31 March 2026, 08:18

Keller bleibt Düsseldorfs Oberbürgermeister nach hitziger Stichwahl und PR-Panne der Grünen

Grüne Broschüre mit 'Elections municipales' auf weißem Hintergrund.

Keller bleibt Düsseldorfs Oberbürgermeister nach hitziger Stichwahl und PR-Panne der Grünen

Stephan Keller sichert sich eine weitere Amtszeit als Düsseldorfer Oberbürgermeister – nach einer hitzigen Stichwahl, die es in der Stadtgeschichte noch nie gegeben hat. Sein Sieg gelang trotz einer umstrittenen Schlussphase des Wahlkampfs, in der die taktische Debatte der Grünen mit einem leeren Stuhl nach hinten losging. Die Bürger stimmten zudem für ein politisches Programm, das Wirtschaftswachstum, Wohnungsbau und Sicherheit in den Vordergrund stellt.

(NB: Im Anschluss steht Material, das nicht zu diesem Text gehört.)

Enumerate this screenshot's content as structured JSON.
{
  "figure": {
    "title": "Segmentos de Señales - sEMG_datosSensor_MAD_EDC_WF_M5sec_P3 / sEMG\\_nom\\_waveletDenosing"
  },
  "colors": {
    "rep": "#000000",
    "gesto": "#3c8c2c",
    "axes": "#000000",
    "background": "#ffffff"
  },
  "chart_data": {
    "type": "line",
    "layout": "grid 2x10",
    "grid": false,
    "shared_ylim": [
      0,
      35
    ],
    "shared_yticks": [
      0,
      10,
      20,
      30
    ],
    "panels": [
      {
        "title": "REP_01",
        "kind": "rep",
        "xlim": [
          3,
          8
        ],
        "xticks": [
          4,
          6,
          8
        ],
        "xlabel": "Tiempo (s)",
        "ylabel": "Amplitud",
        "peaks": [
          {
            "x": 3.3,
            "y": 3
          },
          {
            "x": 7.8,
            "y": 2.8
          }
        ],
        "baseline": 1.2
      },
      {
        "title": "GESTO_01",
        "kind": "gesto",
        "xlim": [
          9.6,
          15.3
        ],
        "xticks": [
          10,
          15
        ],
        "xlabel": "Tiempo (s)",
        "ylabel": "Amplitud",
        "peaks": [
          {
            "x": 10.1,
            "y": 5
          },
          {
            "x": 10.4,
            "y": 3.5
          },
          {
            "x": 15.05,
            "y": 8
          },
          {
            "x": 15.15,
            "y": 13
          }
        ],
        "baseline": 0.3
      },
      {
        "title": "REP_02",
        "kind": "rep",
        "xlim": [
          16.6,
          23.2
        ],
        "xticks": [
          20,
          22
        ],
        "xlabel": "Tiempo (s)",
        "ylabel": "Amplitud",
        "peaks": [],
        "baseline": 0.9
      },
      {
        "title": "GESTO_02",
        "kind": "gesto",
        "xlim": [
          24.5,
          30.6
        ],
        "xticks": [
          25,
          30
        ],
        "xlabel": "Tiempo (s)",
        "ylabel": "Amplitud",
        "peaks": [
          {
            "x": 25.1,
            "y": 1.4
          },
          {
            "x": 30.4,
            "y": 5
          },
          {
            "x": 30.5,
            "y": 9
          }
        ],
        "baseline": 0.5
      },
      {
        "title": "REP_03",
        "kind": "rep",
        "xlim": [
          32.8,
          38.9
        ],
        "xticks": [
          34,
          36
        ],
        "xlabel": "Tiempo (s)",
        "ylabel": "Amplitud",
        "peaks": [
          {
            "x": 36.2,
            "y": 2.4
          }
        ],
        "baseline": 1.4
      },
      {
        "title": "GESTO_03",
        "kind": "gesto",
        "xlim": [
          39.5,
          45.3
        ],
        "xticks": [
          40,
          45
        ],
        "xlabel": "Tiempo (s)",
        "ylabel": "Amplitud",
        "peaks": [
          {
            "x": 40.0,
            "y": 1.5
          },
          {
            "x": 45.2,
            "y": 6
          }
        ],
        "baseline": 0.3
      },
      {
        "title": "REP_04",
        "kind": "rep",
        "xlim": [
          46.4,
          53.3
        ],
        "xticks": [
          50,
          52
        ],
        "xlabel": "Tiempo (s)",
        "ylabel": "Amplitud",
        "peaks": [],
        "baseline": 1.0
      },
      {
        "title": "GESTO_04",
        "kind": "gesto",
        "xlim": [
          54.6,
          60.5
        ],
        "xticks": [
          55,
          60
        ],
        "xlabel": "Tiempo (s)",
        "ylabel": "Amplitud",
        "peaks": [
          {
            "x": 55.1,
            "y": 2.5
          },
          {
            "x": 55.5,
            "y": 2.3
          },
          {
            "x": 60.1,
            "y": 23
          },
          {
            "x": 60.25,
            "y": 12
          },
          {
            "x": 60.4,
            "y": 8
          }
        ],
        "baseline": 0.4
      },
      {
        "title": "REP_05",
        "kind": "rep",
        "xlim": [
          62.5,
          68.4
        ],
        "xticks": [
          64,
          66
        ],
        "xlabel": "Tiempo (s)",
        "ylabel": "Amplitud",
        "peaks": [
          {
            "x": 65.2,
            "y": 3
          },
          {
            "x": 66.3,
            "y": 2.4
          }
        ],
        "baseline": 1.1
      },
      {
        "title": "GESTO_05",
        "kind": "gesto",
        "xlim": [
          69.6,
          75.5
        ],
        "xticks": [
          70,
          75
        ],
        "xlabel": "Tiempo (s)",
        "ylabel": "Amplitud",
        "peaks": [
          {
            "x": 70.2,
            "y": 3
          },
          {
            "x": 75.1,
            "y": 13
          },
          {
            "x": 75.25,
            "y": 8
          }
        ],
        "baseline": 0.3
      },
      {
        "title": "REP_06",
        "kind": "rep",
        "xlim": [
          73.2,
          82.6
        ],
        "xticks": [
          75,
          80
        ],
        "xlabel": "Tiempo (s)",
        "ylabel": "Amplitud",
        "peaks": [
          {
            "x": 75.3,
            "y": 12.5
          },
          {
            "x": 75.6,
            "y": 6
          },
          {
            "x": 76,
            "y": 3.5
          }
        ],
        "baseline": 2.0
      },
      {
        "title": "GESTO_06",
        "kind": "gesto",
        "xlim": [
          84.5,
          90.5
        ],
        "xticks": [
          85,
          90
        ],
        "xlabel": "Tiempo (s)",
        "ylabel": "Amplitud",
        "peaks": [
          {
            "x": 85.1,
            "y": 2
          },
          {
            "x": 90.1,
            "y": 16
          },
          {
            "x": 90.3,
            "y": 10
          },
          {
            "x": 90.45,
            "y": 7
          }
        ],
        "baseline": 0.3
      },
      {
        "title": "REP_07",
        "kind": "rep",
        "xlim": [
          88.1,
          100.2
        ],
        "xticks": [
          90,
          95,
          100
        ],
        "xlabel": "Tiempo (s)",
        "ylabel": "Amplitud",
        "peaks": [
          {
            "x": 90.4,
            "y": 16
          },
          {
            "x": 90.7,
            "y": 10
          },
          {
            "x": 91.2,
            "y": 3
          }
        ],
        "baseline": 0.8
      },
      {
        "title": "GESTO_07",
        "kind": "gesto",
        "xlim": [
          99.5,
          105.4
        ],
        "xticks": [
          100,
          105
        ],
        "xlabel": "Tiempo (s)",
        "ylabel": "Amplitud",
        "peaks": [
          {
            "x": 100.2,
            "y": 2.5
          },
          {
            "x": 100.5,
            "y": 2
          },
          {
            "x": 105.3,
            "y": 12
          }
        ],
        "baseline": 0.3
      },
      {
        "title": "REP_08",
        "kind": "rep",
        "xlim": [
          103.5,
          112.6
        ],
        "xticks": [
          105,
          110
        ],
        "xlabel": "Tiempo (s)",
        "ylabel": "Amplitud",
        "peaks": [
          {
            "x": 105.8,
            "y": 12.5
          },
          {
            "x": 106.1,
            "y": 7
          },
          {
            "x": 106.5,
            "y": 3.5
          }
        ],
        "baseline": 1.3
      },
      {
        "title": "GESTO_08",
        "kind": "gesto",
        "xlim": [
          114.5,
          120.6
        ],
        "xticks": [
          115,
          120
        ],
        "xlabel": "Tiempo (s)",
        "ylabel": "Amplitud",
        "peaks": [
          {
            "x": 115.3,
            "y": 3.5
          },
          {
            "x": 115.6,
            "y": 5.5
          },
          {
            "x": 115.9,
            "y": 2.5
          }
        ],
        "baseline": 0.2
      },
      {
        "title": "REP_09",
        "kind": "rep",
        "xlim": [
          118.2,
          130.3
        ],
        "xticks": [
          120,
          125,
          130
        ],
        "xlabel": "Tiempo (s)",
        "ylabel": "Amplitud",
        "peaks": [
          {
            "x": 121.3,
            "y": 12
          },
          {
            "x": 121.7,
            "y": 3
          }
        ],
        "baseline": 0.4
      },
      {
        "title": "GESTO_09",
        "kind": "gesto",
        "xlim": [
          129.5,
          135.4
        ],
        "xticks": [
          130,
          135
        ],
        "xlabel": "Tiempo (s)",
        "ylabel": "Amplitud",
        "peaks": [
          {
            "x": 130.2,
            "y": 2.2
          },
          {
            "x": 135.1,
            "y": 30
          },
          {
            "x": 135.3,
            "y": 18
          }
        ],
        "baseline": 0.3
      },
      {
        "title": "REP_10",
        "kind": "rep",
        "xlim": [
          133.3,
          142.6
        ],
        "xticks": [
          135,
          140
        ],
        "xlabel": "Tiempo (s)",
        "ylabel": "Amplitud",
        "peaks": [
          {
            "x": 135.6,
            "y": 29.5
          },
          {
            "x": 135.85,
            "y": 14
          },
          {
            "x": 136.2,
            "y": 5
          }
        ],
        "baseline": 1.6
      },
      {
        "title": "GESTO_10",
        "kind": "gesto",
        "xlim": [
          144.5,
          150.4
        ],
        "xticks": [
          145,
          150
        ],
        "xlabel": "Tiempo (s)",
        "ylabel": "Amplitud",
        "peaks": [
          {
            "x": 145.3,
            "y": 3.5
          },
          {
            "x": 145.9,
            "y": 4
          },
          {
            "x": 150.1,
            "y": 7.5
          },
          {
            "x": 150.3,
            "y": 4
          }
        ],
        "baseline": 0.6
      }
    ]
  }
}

Bei der Wahl trat Keller gegen die Grüne Clara Gerlach an, deren Kampagne in der heißen Phase an Schärfe gewann. In einem weitreichend kritisierten Manöver diskutierte Gerlach mit einem leeren Stuhl, der Keller symbolisieren sollte – dieser hatte eine Teilnahme abgelehnt. Der PR-Coup schlug fehl und löste Gegenwind aus; Keller bezeichnete die Aktion später als Fehltritt, der künftige Koalitionsgespräche belasten könnte.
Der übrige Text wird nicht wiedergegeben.